How a storm, which in 1431 dramatically changed the route of Pietro Querini, a Venetian merchant, now is a motive for experience sharing on innovation and entrepreneurship!
Cultural heritage a basis for exchange
On the occasion of the AER Spring plenaries, delegates interested in cultural heritage had the opportunity to participate in a workshop on cultural heritage. The main objective was to set up partnerships for European projects and identify specific topics for interregional cooperation.
The region of Nordland is currently developing a project on a cultural heritage route from south to north in Europe, based on the story of Pietro Querini. The Venetian merchant sailed from Crete, bound for Bruges in Flanders. Altogether 68 men sailed on three merchant ships loaded with wine casks and spices intended for Western European markets. The fleet passed malta, the Canary Islands and Galicia, but encountered a terrible storm on the west coast of France. The storm damaged the ships and the sailors had to go in the lifeboats. Without ability to navigate, the boats were driven by the streams following the coast of Ireland and Scotland ending up on the remote island of Rost in Northern Norway. The history of Querini as a background makes it possible to connect Europe from south to north. The journey follows the trails of merchants that have impacted many different cultures.

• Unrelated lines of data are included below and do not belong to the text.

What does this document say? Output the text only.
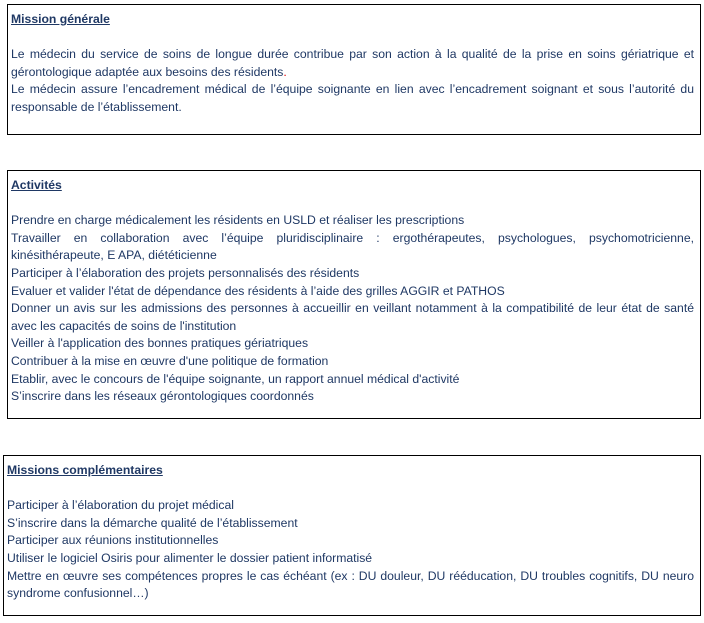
Mission générale
Le médecin du service de soins de longue durée contribue par son action à la qualité de la prise en soins gériatrique et gérontologique adaptée aux besoins des résidents.
Le médecin assure l’encadrement médical de l’équipe soignante en lien avec l’encadrement soignant et sous l’autorité du responsable de l’établissement.
Activités
Prendre en charge médicalement les résidents en USLD et réaliser les prescriptions
Travailler en collaboration avec l’équipe pluridisciplinaire : ergothérapeutes, psychologues, psychomotricienne, kinésithérapeute, E APA, diététicienne
Participer à l’élaboration des projets personnalisés des résidents
Evaluer et valider l'état de dépendance des résidents à l’aide des grilles AGGIR et PATHOS
Donner un avis sur les admissions des personnes à accueillir en veillant notamment à la compatibilité de leur état de santé avec les capacités de soins de l'institution
Veiller à l'application des bonnes pratiques gériatriques
Contribuer à la mise en œuvre d'une politique de formation
Etablir, avec le concours de l'équipe soignante, un rapport annuel médical d'activité
S’inscrire dans les réseaux gérontologiques coordonnés
Missions complémentaires
Participer à l’élaboration du projet médical
S’inscrire dans la démarche qualité de l’établissement
Participer aux réunions institutionnelles
Utiliser le logiciel Osiris pour alimenter le dossier patient informatisé
Mettre en œuvre ses compétences propres le cas échéant (ex : DU douleur, DU rééducation, DU troubles cognitifs, DU neuro syndrome confusionnel…)
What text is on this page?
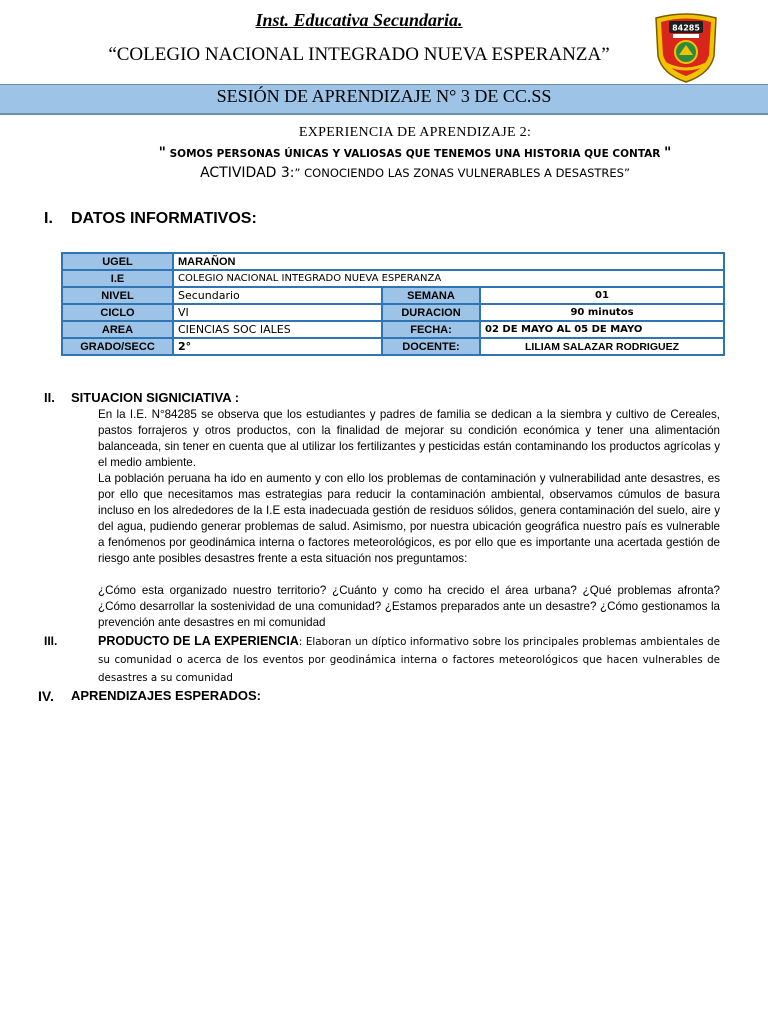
Inst. Educativa Secundaria.
“COLEGIO NACIONAL INTEGRADO NUEVA ESPERANZA”
84285
SESIÓN DE APRENDIZAJE N° 3 DE CC.SS
EXPERIENCIA DE APRENDIZAJE 2:
" SOMOS PERSONAS ÚNICAS Y VALIOSAS QUE TENEMOS UNA HISTORIA QUE CONTAR "
ACTIVIDAD 3:” CONOCIENDO LAS ZONAS VULNERABLES A DESASTRES”
I. DATOS INFORMATIVOS:
UGEL	MARAÑON		
I.E	COLEGIO NACIONAL INTEGRADO NUEVA ESPERANZA		
NIVEL	Secundario	SEMANA	01
CICLO	VI	DURACION	90 minutos
AREA	CIENCIAS SOC IALES	FECHA:	02 DE MAYO AL 05 DE MAYO
GRADO/SECC	2°	DOCENTE:	LILIAM SALAZAR RODRIGUEZ
II. SITUACION SIGNICIATIVA :
En la I.E. N°84285 se observa que los estudiantes y padres de familia se dedican a la siembra y cultivo de Cereales, pastos forrajeros y otros productos, con la finalidad de mejorar su condición económica y tener una alimentación balanceada, sin tener en cuenta que al utilizar los fertilizantes y pesticidas están contaminando los productos agrícolas y el medio ambiente.
La población peruana ha ido en aumento y con ello los problemas de contaminación y vulnerabilidad ante desastres, es por ello que necesitamos mas estrategias para reducir la contaminación ambiental, observamos cúmulos de basura incluso en los alrededores de la I.E esta inadecuada gestión de residuos sólidos, genera contaminación del suelo, aire y del agua, pudiendo generar problemas de salud. Asimismo, por nuestra ubicación geográfica nuestro país es vulnerable a fenómenos por geodinámica interna o factores meteorológicos, es por ello que es importante una acertada gestión de riesgo ante posibles desastres frente a esta situación nos preguntamos:
¿Cómo esta organizado nuestro territorio? ¿Cuánto y como ha crecido el área urbana? ¿Qué problemas afronta? ¿Cómo desarrollar la sostenividad de una comunidad? ¿Estamos preparados ante un desastre? ¿Cómo gestionamos la prevención ante desastres en mi comunidad
III.	PRODUCTO DE LA EXPERIENCIA: Elaboran un díptico informativo sobre los principales problemas ambientales de su comunidad o acerca de los eventos por geodinámica interna o factores meteorológicos que hacen vulnerables de desastres a su comunidad
IV. APRENDIZAJES ESPERADOS:
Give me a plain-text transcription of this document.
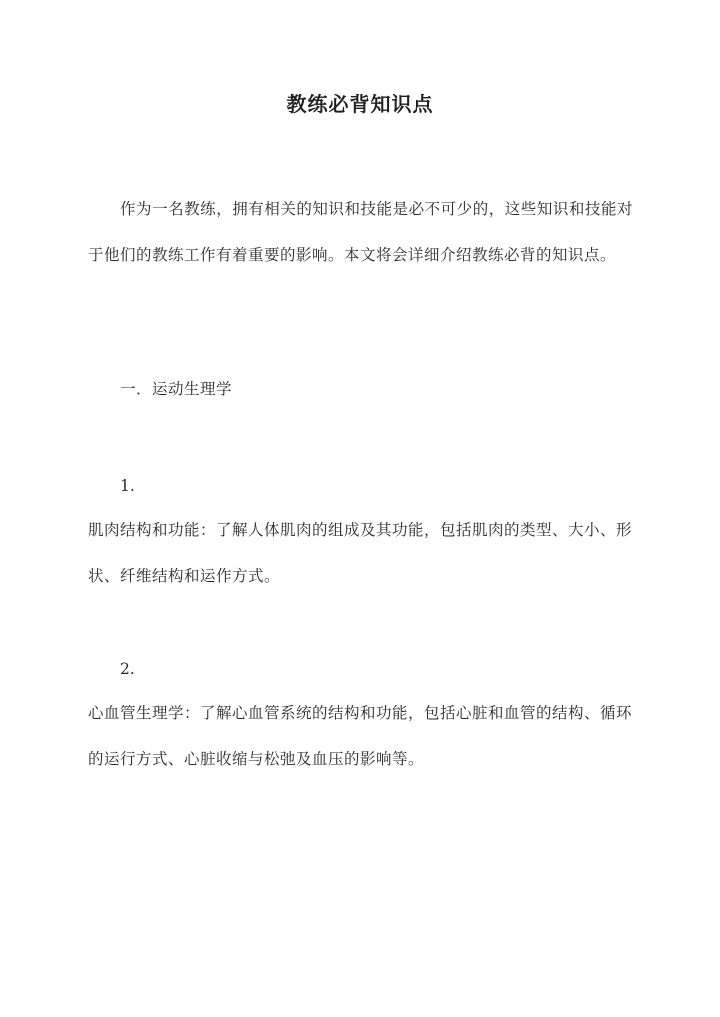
教练必背知识点
作为一名教练，拥有相关的知识和技能是必不可少的，这些知识和技能对于他们的教练工作有着重要的影响。本文将会详细介绍教练必背的知识点。
一．运动生理学
1.
肌肉结构和功能：了解人体肌肉的组成及其功能，包括肌肉的类型、大小、形状、纤维结构和运作方式。
2.
心血管生理学：了解心血管系统的结构和功能，包括心脏和血管的结构、循环的运行方式、心脏收缩与松弛及血压的影响等。
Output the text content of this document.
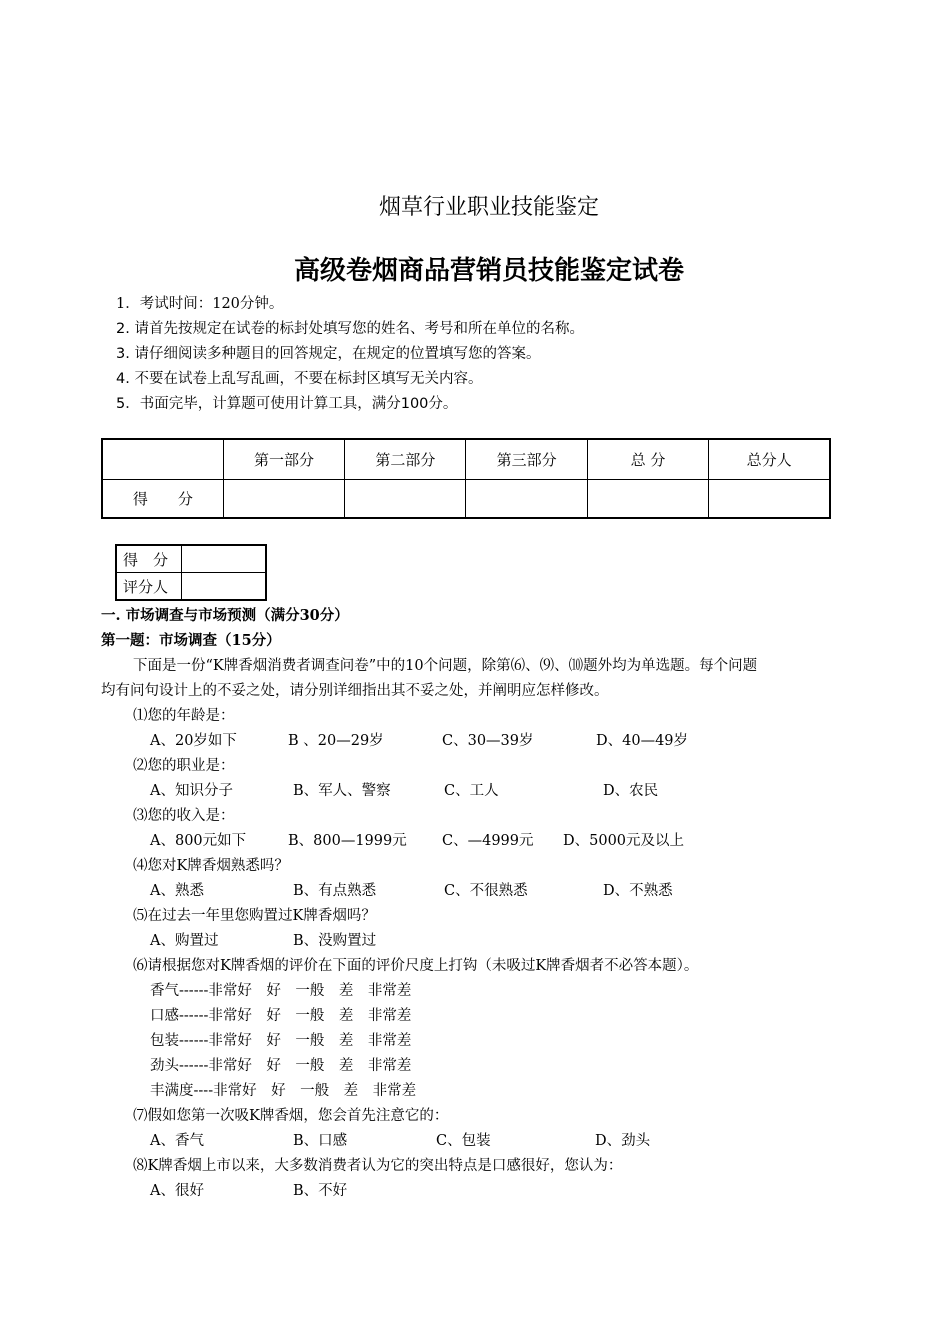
烟草行业职业技能鉴定
高级卷烟商品营销员技能鉴定试卷
1．考试时间：120分钟。
2. 请首先按规定在试卷的标封处填写您的姓名、考号和所在单位的名称。
3. 请仔细阅读多种题目的回答规定，在规定的位置填写您的答案。
4. 不要在试卷上乱写乱画，不要在标封区填写无关内容。
5．书面完毕，计算题可使用计算工具，满分100分。
	第一部分	第二部分	第三部分	总 分	总分人
得　　分					
得　分	
评分人	
一. 市场调查与市场预测（满分30分）
第一题：市场调查（15分）
下面是一份“K牌香烟消费者调查问卷”中的10个问题，除第⑹、⑼、⑽题外均为单选题。每个问题
均有问句设计上的不妥之处，请分别详细指出其不妥之处，并阐明应怎样修改。
⑴您的年龄是：
A、20岁如下	B 、20—29岁	C、30—39岁	D、40—49岁
⑵您的职业是：
A、知识分子	B、军人、警察	C、工人	D、农民
⑶您的收入是：
A、800元如下	B、800—1999元 C、—4999元 D、5000元及以上
⑷您对K牌香烟熟悉吗？
A、熟悉	B、有点熟悉	C、不很熟悉	D、不熟悉
⑸在过去一年里您购置过K牌香烟吗？
A、购置过	B、没购置过
⑹请根据您对K牌香烟的评价在下面的评价尺度上打钩（未吸过K牌香烟者不必答本题）。
香气------非常好　好　一般　差　非常差
口感------非常好　好　一般　差　非常差
包装------非常好　好　一般　差　非常差
劲头------非常好　好　一般　差　非常差
丰满度----非常好　好　一般　差　非常差
⑺假如您第一次吸K牌香烟，您会首先注意它的：
A、香气	B、口感	C、包装	D、劲头
⑻K牌香烟上市以来，大多数消费者认为它的突出特点是口感很好，您认为：
A、很好	B、不好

Inga-Lill Sundset, Project Manager in Nordland (NO) presented the project idea and with a group of regions started developing the partnership of Via Querissima. The project will strengthen address questions such as:
- How can an economy based on creative/ cultural industries be managed, enhanced and implemented?
- What kind of tools and competencies are present and how are they best used as experience products?
- how can the partnership develop stronger awareness of its unique resources?
Alf Norberg, County Councilor in Gävleborg (SE) shared the main features of an all-encompassing and an ambitious project his region developed for the European Year for Cultural Heritage. Participants exchanged in particular around the topic of digitalisation and shared ideas on using virtual reality for cultural heritage, improving accessibility and the development of dedicated applications. Cultural heritage in the project from Gävleborg aims at developing activities, promoting the region but also quite importantly at being a tool for inclusion and social cohesion. “Gävleborg’s cultural heritage strategy has been developed in collaboration with regional actors. It underlines that cultural heritage is a resource for achieving a socially, environmentally, and economically sustainable society” explains Alf Norberg.
Other ideas for cooperation include the walking pilgrim Route which goes from Trondheim to Santiago de Compostela, the trade of wine or the digitisation of exhibitions for elderly people.
While national funding schemes such as the “national city of culture” in the UK or others are an important source of funding for cultural heritage, a number of opportunities exist also at European level.
These were detailed by AER Coordinator for European Projects & Private Partnerships Agnese Pantaloni and include specific calls in H2020, Interreg and Creative Europe:
“What strikes me is the wealth of cultural heritage we have in Europe and the strong interest regions have in developing it” concludes Nina Björby, Chair of the AER Subcommittee on Culture, “this is why having a workshop like today is such a powerful experience: regions find in the same place information on funding schemes and new partners”.